Stetson imagined making the blimp by cutting a template of the perimeter into a thick piece of plywood, then stretching a piece of surgical rubber sheet across it. “I thought we could just fill it with plaster and let the weight of it sag the rubber sheet and we’d get a real nice pneumatic feel to our mold,” he says. Although the plaster proved too heavy for that concept, the modelmakers were able to generate an ‘organic’-looking shape around which they retrofitted framework and many intricate model parts.
The blimp had three projection screens, which were actually re-purposed trays from a children’s magnetic ball game (these were also used for a particularly iconic shot of a Geisha appearing on the side of an LA skyscraper). “We painted the trays opaque black and then dry-brushed silver paint over the top of them,” outlines Stetson. “That became our somewhat pixelated-looking projection screen.”
CITY BUILDING
Miniature city buildings and environments, along with matte paintings, made up views of a 2019 Los Angeles. The model buildings were a purposely mixed bag of structures and recycled constructs, as well as some secret inserts included by Stetson’s team. Look out for a building that has a suspiciously similar shape to the Millennium Falcon, based on Bill George’s 5-foot replica. Also look for Jon Roennau’s 4-foot replica of the Dark Star ship from the John Carpenter film. “Basically,” says Stetson, “it was like, turn everything you could possibly find into a building and throw it in the city.”

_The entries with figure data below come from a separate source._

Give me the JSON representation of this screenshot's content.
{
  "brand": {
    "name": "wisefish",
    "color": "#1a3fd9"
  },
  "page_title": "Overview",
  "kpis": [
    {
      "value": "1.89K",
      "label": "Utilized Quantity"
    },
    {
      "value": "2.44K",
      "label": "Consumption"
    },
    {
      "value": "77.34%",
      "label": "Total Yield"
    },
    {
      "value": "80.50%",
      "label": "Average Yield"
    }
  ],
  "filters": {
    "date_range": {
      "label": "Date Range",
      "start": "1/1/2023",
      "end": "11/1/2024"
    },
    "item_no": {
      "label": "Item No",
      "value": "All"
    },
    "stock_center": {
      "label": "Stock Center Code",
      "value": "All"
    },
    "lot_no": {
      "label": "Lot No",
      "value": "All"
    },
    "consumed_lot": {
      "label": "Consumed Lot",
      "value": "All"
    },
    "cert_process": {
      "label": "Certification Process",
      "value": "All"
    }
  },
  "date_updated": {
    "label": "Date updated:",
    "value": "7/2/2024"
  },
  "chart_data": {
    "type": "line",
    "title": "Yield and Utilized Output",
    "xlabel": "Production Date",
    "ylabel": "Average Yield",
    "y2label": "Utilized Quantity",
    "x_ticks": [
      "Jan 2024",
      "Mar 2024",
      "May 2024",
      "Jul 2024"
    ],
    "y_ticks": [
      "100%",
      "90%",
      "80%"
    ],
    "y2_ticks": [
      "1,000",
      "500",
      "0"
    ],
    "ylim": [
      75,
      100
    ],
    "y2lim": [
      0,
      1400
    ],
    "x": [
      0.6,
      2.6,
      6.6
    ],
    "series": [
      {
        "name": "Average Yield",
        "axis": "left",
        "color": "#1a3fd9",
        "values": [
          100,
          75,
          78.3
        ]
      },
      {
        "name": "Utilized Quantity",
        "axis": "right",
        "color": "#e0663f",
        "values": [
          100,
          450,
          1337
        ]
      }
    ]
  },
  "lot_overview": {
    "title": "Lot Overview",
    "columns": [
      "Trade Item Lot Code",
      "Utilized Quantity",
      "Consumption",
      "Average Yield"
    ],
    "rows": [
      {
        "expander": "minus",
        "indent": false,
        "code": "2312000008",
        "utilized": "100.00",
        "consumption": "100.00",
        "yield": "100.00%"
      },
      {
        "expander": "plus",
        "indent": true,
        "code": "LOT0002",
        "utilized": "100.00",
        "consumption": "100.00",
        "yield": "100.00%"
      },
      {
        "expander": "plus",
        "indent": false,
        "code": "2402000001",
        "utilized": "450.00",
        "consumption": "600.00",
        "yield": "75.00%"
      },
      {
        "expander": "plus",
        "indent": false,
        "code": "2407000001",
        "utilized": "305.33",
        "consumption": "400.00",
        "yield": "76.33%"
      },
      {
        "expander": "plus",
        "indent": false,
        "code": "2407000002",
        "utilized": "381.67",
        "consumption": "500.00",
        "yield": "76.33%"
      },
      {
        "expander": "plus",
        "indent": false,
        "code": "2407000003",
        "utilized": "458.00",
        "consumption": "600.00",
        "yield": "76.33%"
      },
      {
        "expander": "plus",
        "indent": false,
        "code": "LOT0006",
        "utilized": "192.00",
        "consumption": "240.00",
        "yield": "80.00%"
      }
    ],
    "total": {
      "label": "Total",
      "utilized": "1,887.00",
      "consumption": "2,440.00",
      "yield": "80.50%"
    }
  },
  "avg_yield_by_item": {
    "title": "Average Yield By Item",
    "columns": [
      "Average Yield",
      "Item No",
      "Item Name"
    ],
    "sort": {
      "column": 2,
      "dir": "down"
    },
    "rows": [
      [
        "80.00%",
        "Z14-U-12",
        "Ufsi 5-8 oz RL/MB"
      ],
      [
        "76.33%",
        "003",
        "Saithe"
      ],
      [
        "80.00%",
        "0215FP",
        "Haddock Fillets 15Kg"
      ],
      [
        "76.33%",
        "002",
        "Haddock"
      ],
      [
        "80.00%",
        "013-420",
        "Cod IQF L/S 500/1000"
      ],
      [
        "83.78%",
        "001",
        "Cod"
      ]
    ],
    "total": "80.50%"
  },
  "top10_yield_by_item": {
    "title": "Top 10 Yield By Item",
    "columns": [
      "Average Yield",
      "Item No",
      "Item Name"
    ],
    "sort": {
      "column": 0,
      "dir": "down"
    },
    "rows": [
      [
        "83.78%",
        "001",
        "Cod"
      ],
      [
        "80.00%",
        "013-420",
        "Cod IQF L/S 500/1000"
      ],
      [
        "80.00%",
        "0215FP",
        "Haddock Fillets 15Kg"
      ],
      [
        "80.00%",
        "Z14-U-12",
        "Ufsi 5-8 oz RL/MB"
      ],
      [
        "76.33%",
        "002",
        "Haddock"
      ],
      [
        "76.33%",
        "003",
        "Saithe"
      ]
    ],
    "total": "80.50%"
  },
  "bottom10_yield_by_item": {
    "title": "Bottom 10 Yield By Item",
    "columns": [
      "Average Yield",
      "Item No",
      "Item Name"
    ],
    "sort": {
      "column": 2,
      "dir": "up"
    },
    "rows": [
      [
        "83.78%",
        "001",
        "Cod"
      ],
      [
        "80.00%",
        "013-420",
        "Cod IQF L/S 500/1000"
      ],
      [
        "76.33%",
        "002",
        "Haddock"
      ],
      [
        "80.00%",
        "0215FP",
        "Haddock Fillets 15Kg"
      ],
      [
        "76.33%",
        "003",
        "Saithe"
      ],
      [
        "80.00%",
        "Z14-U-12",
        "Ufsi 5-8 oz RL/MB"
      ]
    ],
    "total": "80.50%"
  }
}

An initial set of miniature buildings was constructed in a traditional manner with the buildings sitting on the floor, which fulfilled storyboards that were conceptually more like vertical set extensions of the city street set at the Burbank Studios. Ridley Scott soon desired shots to be achieved as aerials with a complicated mix of city structures below.
“What Ridley really wanted was more of Syd Mead’s visualization of the future for the film, with soaring megastructures planted among the decaying remains of the old city below,” recalls Stetson. “So the emphasis in the miniature build shifted to huge towers and high-altitude aerial views.” Since the motion-control camera rig was such a large apparatus, obtaining high-angle shots presented a rigging problem. The solution: tilting the buildings and allowing for a lower angle of attack.
“These pieces of motion-control equipment were big and heavy because they were designed to carry 65mm cameras,” notes Stetson. “We just didn’t have the height in the studio and we couldn’t get the camera high enough to make these moving shots work unless we tilted the models over.”